Goron verteilte Beschreibungen von Eyraud und Bompard in ganz Europa und Nordamerika in der Hoffnung, sie zu fassen. Gabrielle Bompard stellte sich im Januar 1890 der Polizei in Frankreich. Im Mai 1890 wurde Michel Eyraud in Kuba verhaftet und ausgeliefert.
Bompard sagte der Polizei, dass sie und Eyraud wussten, dass Gouffé viel Geld bei sich hatte und einen teuren Ring trug. Da sie seinen Ruf als Schürzenjäger kannten, heckten sie einen Plan aus, um Gouffé zu verführen und ihn dann auszurauben und zu töten.
Am 26. Juli 1889 installierten sie einen Flaschenzug an einem Querbalken in Bompards Pariser Wohnung. Der Plan war, Gouffé in ihre Wohnung zu locken, ihm dann kokett eine Schärpe um den Hals zu legen und sie mit dem Flaschenzug zu verbinden. Eyraud, der sich hinter einem Vorhang versteckt hielt, sollte das am Flaschenzug befestigte Seil ergreifen und ihn nach oben ziehen. Bompard behauptete, dass Eyraud, als das Seil abrutschte, gezwungen war, Gouffé mit seinen bloßen Händen zu erwürgen. Danach fesselten sie die Leiche in der Fötusstellung, steckten sie in einen Leinensack und stopften ihn in einen großen Kofferraum.
Der Mordprozess gegen Eyraud und Bompard war einer der berüchtigsten und bizarrsten seiner Zeit. Obwohl sie als Mitangeklagte angeklagt waren, kam das ehemalige Paar im Gerichtssaal nicht miteinander aus. Sie stritten miteinander, mit Zeugen und sogar mit dem Richter. Eyraud behauptete, der Raub sei Bompards Idee gewesen; Bompard behauptete, Eyraud habe sie unter Hypnose dazu gebracht, das Verbrechen zu begehen. Der Prozess wurde zu einer Sensation, und die Zuschauer drängten sich im Gerichtssaal, um das Drama zu verfolgen.
Eyraud und Bompard wurden beide für schuldig befunden. Eyraud wurde zum Tode verurteilt und am 4. Februar 1891 auf die Guillotine geschickt. Bompard erhielt nur 20 Jahre Gefängnis für ihre Beteiligung an dem Mord.
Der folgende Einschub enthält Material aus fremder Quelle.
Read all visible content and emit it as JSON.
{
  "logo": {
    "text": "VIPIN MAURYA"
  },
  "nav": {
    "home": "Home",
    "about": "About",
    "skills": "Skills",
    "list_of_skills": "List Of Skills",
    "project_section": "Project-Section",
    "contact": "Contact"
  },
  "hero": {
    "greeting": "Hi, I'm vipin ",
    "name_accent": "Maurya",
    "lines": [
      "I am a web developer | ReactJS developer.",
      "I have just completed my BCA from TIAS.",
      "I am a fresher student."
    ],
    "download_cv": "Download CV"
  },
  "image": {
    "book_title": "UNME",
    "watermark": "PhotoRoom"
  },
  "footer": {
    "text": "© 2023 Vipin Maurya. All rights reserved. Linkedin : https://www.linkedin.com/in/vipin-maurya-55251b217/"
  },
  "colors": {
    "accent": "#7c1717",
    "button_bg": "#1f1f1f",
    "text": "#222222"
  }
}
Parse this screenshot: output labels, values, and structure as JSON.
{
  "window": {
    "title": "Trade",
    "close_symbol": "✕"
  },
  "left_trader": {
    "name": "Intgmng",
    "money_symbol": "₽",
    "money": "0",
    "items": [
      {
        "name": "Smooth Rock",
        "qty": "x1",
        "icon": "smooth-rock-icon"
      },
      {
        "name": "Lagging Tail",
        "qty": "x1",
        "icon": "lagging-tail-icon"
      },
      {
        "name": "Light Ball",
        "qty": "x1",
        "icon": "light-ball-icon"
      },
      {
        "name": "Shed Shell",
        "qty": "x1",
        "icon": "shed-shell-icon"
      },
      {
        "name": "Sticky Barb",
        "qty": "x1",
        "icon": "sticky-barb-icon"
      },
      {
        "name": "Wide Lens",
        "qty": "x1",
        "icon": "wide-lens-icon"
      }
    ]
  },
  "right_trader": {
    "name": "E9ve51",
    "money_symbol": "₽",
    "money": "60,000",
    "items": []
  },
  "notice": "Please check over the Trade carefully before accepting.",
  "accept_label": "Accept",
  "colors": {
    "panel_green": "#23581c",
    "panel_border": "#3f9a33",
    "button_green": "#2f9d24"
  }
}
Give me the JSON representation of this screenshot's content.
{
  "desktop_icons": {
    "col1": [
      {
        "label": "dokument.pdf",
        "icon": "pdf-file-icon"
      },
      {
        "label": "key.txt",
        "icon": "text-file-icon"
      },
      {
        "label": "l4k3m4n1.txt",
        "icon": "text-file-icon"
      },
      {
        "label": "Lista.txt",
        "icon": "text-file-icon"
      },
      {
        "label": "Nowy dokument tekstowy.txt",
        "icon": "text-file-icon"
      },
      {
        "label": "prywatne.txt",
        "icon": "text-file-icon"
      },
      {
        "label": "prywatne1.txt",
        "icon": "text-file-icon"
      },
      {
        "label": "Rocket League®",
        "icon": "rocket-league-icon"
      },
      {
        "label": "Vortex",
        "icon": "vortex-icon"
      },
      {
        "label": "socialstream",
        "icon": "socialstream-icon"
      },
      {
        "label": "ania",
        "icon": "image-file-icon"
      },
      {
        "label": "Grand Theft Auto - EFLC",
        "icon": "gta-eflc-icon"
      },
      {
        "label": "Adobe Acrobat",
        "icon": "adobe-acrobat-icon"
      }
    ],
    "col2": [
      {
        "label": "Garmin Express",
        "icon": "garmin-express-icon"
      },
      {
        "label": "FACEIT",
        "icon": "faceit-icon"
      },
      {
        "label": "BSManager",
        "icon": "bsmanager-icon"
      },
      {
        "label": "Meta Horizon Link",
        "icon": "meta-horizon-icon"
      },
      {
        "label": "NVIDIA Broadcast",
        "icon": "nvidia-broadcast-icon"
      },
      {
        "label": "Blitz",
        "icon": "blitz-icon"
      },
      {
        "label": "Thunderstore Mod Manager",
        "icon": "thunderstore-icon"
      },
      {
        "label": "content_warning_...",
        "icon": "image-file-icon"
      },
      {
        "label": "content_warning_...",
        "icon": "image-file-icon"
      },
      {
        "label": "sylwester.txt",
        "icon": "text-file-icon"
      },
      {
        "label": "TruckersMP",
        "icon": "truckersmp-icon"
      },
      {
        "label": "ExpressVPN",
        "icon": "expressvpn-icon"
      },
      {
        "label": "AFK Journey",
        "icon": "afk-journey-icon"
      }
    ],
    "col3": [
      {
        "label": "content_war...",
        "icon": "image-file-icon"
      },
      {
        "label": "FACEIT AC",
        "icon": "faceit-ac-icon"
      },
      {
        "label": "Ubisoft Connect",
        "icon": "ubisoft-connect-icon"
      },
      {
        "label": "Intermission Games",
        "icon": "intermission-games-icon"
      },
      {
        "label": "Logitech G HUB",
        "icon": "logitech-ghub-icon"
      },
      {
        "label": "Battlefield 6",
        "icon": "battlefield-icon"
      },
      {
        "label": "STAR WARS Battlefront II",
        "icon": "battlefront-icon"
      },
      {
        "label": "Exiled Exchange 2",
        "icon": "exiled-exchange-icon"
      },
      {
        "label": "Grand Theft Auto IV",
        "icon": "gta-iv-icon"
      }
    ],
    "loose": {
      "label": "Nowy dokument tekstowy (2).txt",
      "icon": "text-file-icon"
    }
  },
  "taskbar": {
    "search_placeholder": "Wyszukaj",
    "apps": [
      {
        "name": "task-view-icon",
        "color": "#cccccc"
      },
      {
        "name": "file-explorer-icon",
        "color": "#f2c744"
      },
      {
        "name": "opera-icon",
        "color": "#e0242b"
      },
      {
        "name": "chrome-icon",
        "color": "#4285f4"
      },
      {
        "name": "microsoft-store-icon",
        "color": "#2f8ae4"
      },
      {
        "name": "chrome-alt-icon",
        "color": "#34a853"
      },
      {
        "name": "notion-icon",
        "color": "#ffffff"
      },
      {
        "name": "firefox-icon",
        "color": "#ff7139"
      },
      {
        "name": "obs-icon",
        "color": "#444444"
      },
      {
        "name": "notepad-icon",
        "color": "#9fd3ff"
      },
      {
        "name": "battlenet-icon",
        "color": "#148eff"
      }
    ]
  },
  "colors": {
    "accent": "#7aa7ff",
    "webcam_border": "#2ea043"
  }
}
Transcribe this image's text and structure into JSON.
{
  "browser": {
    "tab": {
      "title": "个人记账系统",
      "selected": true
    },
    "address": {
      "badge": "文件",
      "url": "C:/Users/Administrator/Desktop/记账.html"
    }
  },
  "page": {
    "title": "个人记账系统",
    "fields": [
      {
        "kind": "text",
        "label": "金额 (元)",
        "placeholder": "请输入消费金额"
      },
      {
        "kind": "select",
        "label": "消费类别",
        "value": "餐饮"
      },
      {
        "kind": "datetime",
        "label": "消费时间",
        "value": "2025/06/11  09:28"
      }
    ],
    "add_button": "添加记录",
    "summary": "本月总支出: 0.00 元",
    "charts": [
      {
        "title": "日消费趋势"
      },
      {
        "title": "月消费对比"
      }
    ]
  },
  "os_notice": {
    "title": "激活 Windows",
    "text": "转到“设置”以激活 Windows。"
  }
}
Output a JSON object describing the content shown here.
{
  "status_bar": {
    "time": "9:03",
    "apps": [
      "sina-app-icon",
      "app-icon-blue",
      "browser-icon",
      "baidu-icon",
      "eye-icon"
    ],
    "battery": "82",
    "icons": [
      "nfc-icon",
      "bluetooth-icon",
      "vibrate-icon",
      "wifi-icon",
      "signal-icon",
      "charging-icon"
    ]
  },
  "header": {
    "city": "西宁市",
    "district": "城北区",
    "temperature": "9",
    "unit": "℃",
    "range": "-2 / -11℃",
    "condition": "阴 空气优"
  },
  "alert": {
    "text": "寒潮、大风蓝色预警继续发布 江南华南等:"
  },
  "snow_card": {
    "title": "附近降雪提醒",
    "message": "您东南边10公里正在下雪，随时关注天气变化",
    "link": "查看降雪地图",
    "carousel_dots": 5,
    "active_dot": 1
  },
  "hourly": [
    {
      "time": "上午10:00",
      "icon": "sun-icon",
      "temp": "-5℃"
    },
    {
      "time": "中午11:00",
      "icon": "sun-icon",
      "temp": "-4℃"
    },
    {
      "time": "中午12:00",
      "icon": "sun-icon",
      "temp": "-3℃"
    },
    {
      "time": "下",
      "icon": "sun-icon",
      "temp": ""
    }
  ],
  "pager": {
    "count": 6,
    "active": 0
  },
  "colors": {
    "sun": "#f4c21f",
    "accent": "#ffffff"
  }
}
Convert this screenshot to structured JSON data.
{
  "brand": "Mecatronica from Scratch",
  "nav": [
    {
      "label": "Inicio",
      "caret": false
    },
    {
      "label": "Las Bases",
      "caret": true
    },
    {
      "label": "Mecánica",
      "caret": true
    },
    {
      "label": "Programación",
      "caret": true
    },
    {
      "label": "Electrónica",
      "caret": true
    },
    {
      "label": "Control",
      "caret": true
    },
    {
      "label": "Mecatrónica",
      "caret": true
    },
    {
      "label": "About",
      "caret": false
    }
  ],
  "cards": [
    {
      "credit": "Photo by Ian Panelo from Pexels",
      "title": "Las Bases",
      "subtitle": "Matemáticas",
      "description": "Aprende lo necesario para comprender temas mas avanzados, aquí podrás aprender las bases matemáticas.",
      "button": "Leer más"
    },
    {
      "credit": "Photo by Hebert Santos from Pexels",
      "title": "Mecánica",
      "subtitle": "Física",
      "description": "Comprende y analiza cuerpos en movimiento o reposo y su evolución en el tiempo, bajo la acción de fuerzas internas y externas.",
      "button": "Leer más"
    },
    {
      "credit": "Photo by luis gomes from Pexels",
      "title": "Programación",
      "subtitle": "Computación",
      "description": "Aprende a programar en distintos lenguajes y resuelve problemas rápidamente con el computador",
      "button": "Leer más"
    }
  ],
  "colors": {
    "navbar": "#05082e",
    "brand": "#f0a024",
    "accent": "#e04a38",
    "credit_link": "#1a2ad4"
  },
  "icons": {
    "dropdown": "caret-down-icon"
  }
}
Der Fall war einer von vielen, in denen Alexandre Lacassagne entweder als Ermittler oder als Sachverständiger auftrat, und im Laufe seiner Karriere entwickelte er viele forensische Techniken, die noch heute verwendet werden. Er war der erste, der den Zusammenhang zwischen den Streifen (Markierungen) der Kugeln und dem Rillenmuster (spiralförmige Rillen) in einem bestimmten Waffenlauf erkannte. Er leistete Pionierarbeit bei der Analyse von Blutspuren, verwendete Tätowierungen zur Identifizierung von Leichen und nutzte die Lividität, d. h. die Ansammlung von Blut im untersten Teil des Körpers nach dem Tod, um den Zeitpunkt des Todes abzuschätzen. Lacassagne leistete einen so bedeutenden und umfassenden Beitrag zur forensischen Wissenschaft, dass er als „Vater der wissenschaftlichen Kriminaluntersuchung“ und als „französischer Sherlock Holmes“ bezeichnet wurde.